Given the nearly daily interaction between Islam and western nations, it strikes me that there is minimal perception about the nature of this middle-eastern religion as it is commonly portrayed by the general media. My sense is that there are regular assumptions about Islam that are carry-overs from Christianity but not actually part of Islam itself. For instance, a few weeks ago in an interview with a Muslim cleric, the news commentator asked him directly, "Doesn't the Qur'an say that we are to love our enemies?" The cleric nearly swallowed his cud. It's a good idea, but it comes from Jesus, not Mohammed.
This, in turn, led me to wonder about whether or not Islam has a moral center, which is not quite the same thing as a theological center. Certainly Islam has a theological center, and it is that Allah is the only God and Mohammed is his prophet.
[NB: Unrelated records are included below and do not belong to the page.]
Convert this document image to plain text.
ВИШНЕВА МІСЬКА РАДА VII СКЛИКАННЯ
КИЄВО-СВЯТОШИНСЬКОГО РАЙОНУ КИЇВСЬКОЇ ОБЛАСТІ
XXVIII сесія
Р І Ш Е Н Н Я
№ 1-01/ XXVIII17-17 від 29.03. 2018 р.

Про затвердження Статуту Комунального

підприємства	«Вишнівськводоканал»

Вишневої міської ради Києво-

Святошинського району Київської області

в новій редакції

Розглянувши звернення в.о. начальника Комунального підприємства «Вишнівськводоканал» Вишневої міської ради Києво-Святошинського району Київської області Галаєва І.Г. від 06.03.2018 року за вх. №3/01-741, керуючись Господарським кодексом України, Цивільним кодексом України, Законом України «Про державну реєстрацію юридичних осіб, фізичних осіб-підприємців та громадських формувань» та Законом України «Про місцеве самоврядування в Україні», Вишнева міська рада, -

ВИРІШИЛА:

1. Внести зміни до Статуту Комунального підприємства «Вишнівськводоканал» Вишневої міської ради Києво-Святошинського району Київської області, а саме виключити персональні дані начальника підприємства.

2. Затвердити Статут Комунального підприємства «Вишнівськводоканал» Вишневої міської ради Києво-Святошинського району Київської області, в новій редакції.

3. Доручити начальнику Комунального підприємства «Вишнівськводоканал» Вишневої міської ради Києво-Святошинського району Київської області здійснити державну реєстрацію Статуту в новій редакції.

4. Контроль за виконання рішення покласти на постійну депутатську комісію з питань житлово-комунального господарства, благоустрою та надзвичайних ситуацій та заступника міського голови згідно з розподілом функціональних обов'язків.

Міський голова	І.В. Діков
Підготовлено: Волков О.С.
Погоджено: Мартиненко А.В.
Christianity has a theological center, also. "To us there is but one God, the Father, and one Lord, Jesus Christ." At the same time, Christianity also has a moral center, first drawn from the Decalogue in the Torah and later from Jesus' commentary on the Decalogue in his Sermon on the Mount. Does Islam have anything similar? In my reading of the Qur'an and the Hadith, I can find nothing comparable to either the Ten Commandments or the teachings of Jesus about moral life.
Hence, to assume that Islam is, so to speak, "on the same page" as westerners, whose moral sensitivities are largely derived from Christianity (however far they may have strayed from the classical church), is to assume what, in fact, is not the case. The longer we hold such assumptions and attempt to come to the table for dialogue with Muslims, the harder it will be to make any real progress. One sees on bumper stickers the little sign spelling out "co-exist", using symbols from the world's great religions. This is a fine sentiment, but if cannot work if even one of those entities does not see it that way.